A national group advocating for the removal of juveniles from adult facilities is disputing a Justice Department report released today that finds juveniles are sexually victimized no more often than adults in jails and prisons.
“We are challenging this study,” said Liz Ryan, the CEO of the Campaign for Youth Justice (CFYJ). “We are challenging the way they made these conclusions.”
A 2006 study published by the Justice Department’s Bureau of Justice Statistics (BJS) found that one in five victims of sexual transgressions in adult jails was under the age of 18, despite the fact that minors made up about 1 percent of the total jail population.
The BJS study released today – Sexual Victimization in Prisons and Jails Reported by Inmates, 2011-12 – uses interviews with a sample of inmates to determine the rates at which inmate-on-inmate and staff-on-inmate transgressions occur, according to the inmates’ reports.
For the first time, the survey teased out interviews with juvenile inmates, who comprise about 1 percent of the population in jails and prisons.
About five percent of juveniles in both settings reported experiencing some sexual victimization, either at the hands of other inmates or prison staff. The rates of victimization were higher for juveniles than adults in both jails and prisons, but not by much.

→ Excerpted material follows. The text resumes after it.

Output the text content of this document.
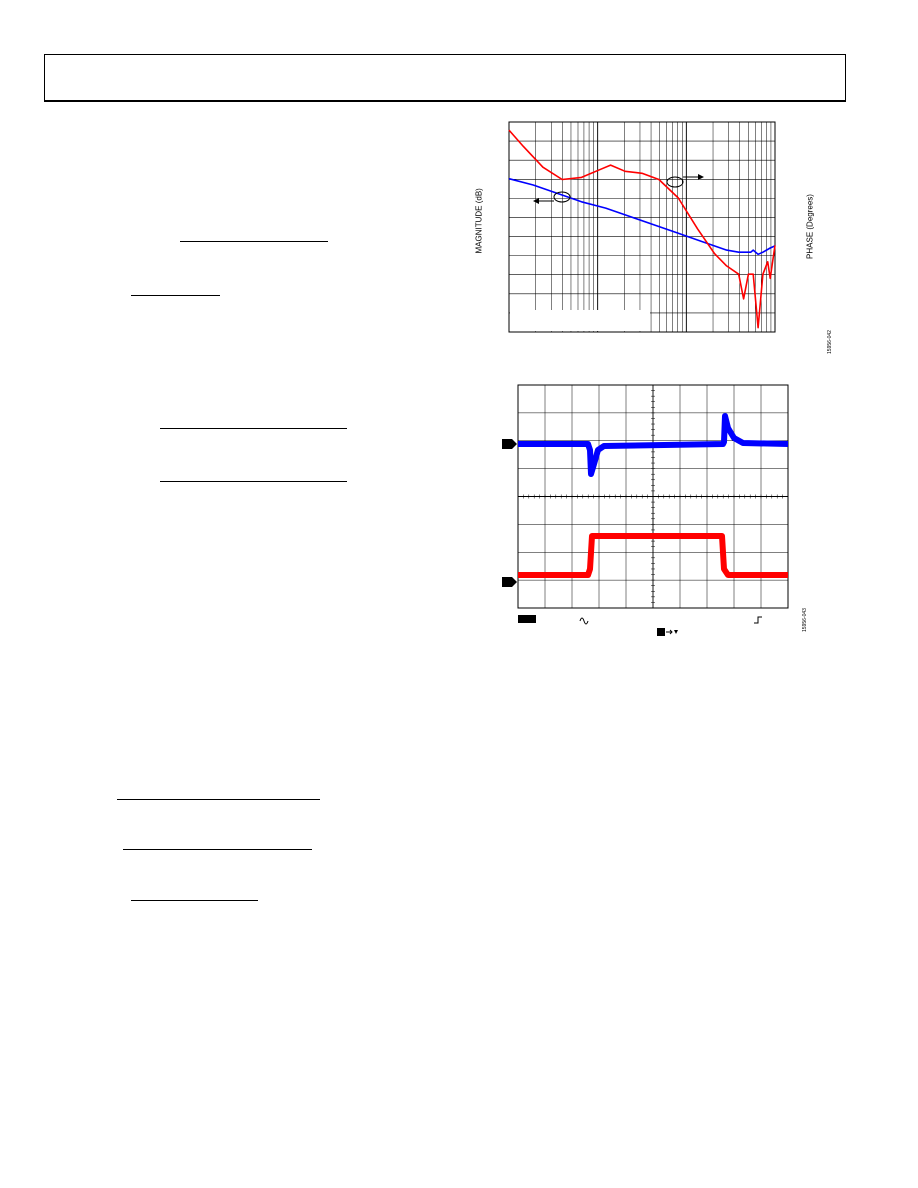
MAGNITUDE (dB)	PHASE (Degrees)
15956-042
15956-043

“Juveniles….did not report significantly higher rates of sexual victimization than adult inmates,” the report said.
The rate for reported offenses in jail varies widely from figures in another series that BJS does to gauge sexual offenses behind bars, which relies on the reports of correctional departments.
The 2005 version of “Sexual Violence Reported to Correctional Authorities” found that 21 percent of all sex victims in adult jails were under the age of 18. The 2006 iteration showed 13 percent of victims were under the age of 18.
Both figures are derived from a smaller subset of reports, as not all correctional agencies reported demographic information to BJS. Conversely, the prison victimization rates reported by juveniles in the study released today actually indicate higher rates than those reported by correctional authorities in 2005 and 2006.
BJS stopped reporting the age breakdowns of victims after the 2006 study.
“Kids are still at greatest risk” in adult facilities, Ryan said. “All of the previous research, and the experiences of these kids says this.”
She cited four methodological concerns that CFYJ had about the study:
- Only 1,211 juveniles were interviewed in jails, based on the premise that this would represent approximately 5,000 jailed juveniles. Ryan said that this is based on a one-day census, and that the number of juveniles who are locked up in a jail each year is estimated by watchdog groups to be about 100,000.
- There was no distinction made between juveniles in a facility’s general population and those housed in protective custody or isolation. While the latter group is less likely to be victimized, there are other mental health concerns that arise from the isolation of inmates.
- BJS only included 16- and 17-year-olds in its examination of juvenile rates. Most, but not all, of juvenile inmates in adult facilities are in that age group.
Ryan also said it is possible and even likely that youths were hesitant to report victimization, even under the guarantee of anonymity.
About 80 percent of juveniles who reported victimization said they experienced force or the threat of it to coerce them into the act, according to BJS, but only 15 percent of juveniles reported the victimization before this study.
“The large number of kids who didn’t tell anyone else gives you suggestion that there is underreporting on this survey,” Ryan said.
BJS did not respond to a call by The Imprint to respond to the campaign’s concerns. Ryan said in her discussion with the department about the study, “they don’t believe there is a problem with the methodology or sample size.”
The high rates of juvenile victimization in previous BJS studies spurred special protections for them in the Prison Rape Elimination Act (PREA), which was passed in 2003.
The standards for PREA were finalized last year, and 2013 is the first year that states will be audited for compliance with the standards. They require adult corrections systems to keep under-18 inmates in separate living quarters, away from adults, and further require that systems not use isolation cells to accomplish this.
Ryan, and other advocates for juvenile offenders, intend to persuade corrections systems that the simplest response to this standard is to keep them in juvenile facilities until at least their 18th birthday.